Objective: To demonstrate whether IS removal offered benefit in terms of hip/buttock pain overlying the IS and whether IS could be removed without significant complications.
Summary of background data: ISs are effective at countering cantilever forces imparted on sacral pedicle screws. Despite the efficacy of IS fixation, pain or implant prominence can lead to elective IS removal. There has been no study about IS removal in adult spinal deformity patients.
Methods: A total of 395 consecutive walking adult spinal deformity patients fused to the sacrum with IS fixation and minimum 2-year follow-up met study inclusion criteria. Clinical/radiographical data were analyzed. Because there is no validated pain outcomes instrument specific to this situation, an 8-question IS removal questionnaire was designed and used for the sole purpose of this inquiry, within which a universally accepted numeric rating scale for pain was included. RESULTS.: Twenty-four of 395 (6.1%) patients (2 men and 22 women) with mean age of 50.5 ± 10.8 years underwent elective IS removal at mean 2.6 ± 1.3 years from index surgery. Mean follow-up from initial surgery was 6.3 ± 4.0 years. Symptoms included hip/buttock pain in all 24 patients and IS prominence in 5 patients (20.8%).
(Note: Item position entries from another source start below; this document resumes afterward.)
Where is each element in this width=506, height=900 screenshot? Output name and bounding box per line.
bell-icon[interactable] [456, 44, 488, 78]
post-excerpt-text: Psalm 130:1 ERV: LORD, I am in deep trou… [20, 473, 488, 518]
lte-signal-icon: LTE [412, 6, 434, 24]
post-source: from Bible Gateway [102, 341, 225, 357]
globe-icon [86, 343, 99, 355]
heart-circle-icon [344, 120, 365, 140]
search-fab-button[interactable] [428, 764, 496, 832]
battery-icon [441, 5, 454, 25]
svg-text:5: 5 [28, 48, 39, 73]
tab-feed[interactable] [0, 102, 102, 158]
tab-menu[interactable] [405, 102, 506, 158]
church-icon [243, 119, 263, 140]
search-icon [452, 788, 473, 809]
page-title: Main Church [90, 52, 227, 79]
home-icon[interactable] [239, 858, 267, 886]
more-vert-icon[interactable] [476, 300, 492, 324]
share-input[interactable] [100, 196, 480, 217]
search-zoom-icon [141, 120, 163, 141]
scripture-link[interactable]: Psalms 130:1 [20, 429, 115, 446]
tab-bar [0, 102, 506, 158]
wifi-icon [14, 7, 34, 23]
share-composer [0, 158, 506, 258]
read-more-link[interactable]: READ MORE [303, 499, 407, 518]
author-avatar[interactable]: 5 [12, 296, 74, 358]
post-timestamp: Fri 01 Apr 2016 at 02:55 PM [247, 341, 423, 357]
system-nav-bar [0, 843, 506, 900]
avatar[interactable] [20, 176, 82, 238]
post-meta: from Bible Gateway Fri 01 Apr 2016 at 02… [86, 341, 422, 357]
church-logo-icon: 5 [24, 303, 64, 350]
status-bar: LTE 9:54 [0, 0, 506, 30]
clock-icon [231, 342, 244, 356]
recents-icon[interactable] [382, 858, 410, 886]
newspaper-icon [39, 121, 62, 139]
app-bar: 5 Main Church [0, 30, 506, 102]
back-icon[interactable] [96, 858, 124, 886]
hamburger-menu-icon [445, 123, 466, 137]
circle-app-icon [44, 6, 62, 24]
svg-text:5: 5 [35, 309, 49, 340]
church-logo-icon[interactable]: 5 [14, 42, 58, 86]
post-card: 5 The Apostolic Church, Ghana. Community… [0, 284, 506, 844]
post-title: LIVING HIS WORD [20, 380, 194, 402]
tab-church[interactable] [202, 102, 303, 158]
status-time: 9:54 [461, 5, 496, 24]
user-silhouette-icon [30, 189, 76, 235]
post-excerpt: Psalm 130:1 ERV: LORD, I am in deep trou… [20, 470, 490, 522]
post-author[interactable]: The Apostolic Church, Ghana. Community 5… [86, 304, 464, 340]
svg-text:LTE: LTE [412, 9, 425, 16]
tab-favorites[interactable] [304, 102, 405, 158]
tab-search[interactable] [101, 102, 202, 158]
Screw removal was bilateral in 18 (75%) patients and unilateral in 6 (25%) patients. Using a numeric rating pain scale (0-10), hip/buttock pain improved after IS removal: preoperative 6.9 ± 1.8, postoperative 2.0 ± 2.7 (P < 0.05). Patients reported hip/buttock symptoms post-IS removal as "much improved" (78.3%), "somewhat improved" (8.7%), and "unchanged" (13.0%). Two of 24 (8.3%) patients sustained complications from IS removal (wound infection, n = 1; coronal/sagittal imbalance, n = 1). Presented with the same set of circumstances, 22 of 24 (91.7%) patients would have their IS removed again, including one of the patients who had a complication.
Conclusion: Of 395 consecutive walking patients who had ISs placed during fusion to the sacrum for adult spinal deformity, 24 (6.1%) underwent elective removal. Patients had a statistically significant improvement in hip/buttock pain after IS removal, and a low prevalence of complications after the procedure was observed.